60-70 percent of British fish landed goes to France, Spain, Italy, and other countries. Even if there is newfound hesitation, commerce with Europe is important.

Fishing isn't always easy. Perhaps the industry's Brexit vote was unsurprising. For years, coastal communities have felt abandoned. But government promises have not materialised.

Government officials came down here and made promises, recalls Paul Trebilcock, manager of 300-year-old Cornish fishing firm Ocean Fish. Michael Gove stood on the harbour, promising us more control over our waters and more fish. Nothing new. We're in a similar position now. Maybe we're worse off.”

He argues Brexit has benefited Scottish industry. In the North Sea and North Atlantic, trawlers fishing mackerel have increased their quota share. They were "sold a dream".

One of the primary selling arguments for ministers advocating the UK becoming an independent coastal state, like Norway and Iceland, was “reclaiming our seas”. UK fishing vessels can now only fish up to six miles from shore. Post-Brexit, fishermen were told the limit would be 12 miles.

It feels like boats have been strung out to dry, says Trebilcock. In general, quota shares have increased little. Also, the 6-12 mile limit was supposed to be ours, but it hasn't happened."

West Country fisherman want a braver Government. To get a bigger piece of the market, the UK needs to be more aggressive, even if it means more trade friction with France.
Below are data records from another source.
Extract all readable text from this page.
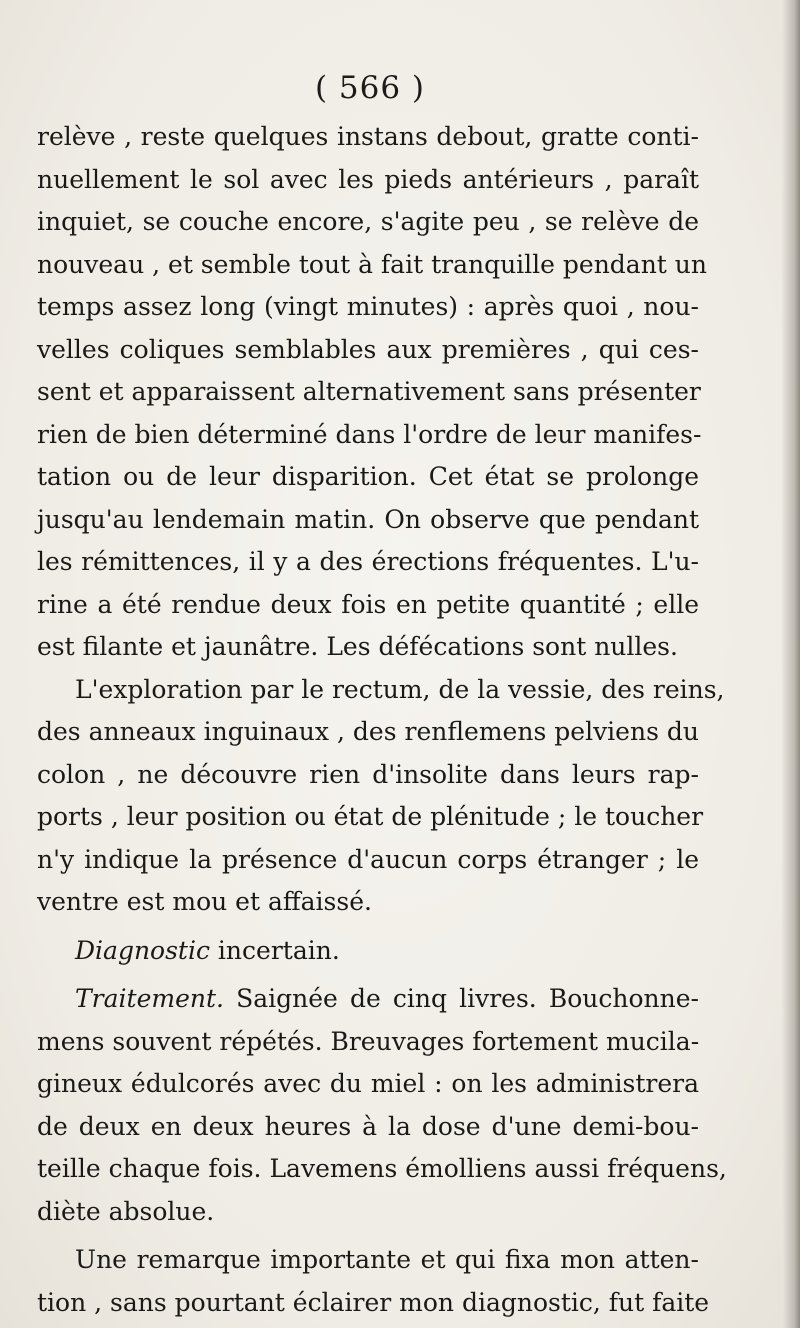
( 566 )
relève , reste quelques instans debout, gratte conti-
nuellement le sol avec les pieds antérieurs , paraît
inquiet, se couche encore, s'agite peu , se relève de
nouveau , et semble tout à fait tranquille pendant un
temps assez long (vingt minutes) : après quoi , nou-
velles coliques semblables aux premières , qui ces-
sent et apparaissent alternativement sans présenter
rien de bien déterminé dans l'ordre de leur manifes-
tation ou de leur disparition. Cet état se prolonge
jusqu'au lendemain matin. On observe que pendant
les rémittences, il y a des érections fréquentes. L'u-
rine a été rendue deux fois en petite quantité ; elle
est filante et jaunâtre. Les défécations sont nulles.
L'exploration par le rectum, de la vessie, des reins,
des anneaux inguinaux , des renflemens pelviens du
colon , ne découvre rien d'insolite dans leurs rap-
ports , leur position ou état de plénitude ; le toucher
n'y indique la présence d'aucun corps étranger ; le
ventre est mou et affaissé.
Diagnostic incertain.
Traitement. Saignée de cinq livres. Bouchonne-
mens souvent répétés. Breuvages fortement mucila-
gineux édulcorés avec du miel : on les administrera
de deux en deux heures à la dose d'une demi-bou-
teille chaque fois. Lavemens émolliens aussi fréquens,
diète absolue.
Une remarque importante et qui fixa mon atten-
tion , sans pourtant éclairer mon diagnostic, fut faite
The Government must defend him, he says. We need trade routes and the EU may respond (by hiking taxes, for example). But we need them. Beautiful fish abound in UK seas. We should catch and sell them.”

Anthony Hendy, a 30-year fisherman, only leaves Newlyn for a day, unlike larger boats like the Ajax, which can sail for a week.

I ask him about his first half of the year. “I've made more money in the last six months because fish is selling well at market – I guess demand increased. But I see a shift here. The fleet has shrunk, making it difficult to get a boat and go fishing. The six mile limit is a big issue for us because most of our fleet is smaller boats that don't go out in bad weather.

“The Belgians and French go out in any weather because they have enormous trawlers financed by the Government. It's hard to watch them come up within six miles of the coast and take all the fish. That's ours. “Trawling the seas every day isn't sustainable.”

Everyone hopes for a “fairer deal” when trade talks resume in 2026.

In response, the Cornish Fish Producers Organisation's new CEO, Chris Ranford, said there was a lot of fury down here. The majority of fisherman backed Brexit because they were persuaded their livelihoods would improve. There will be no change for five years. There is hope.

“It feels like we're moving on now… Positives. We can work towards 2026. Everyone will be pushing for the 12 mile limit and discussing species quotas. That way they may arrive in Europe and obtain a reasonable price for their larger hauls”.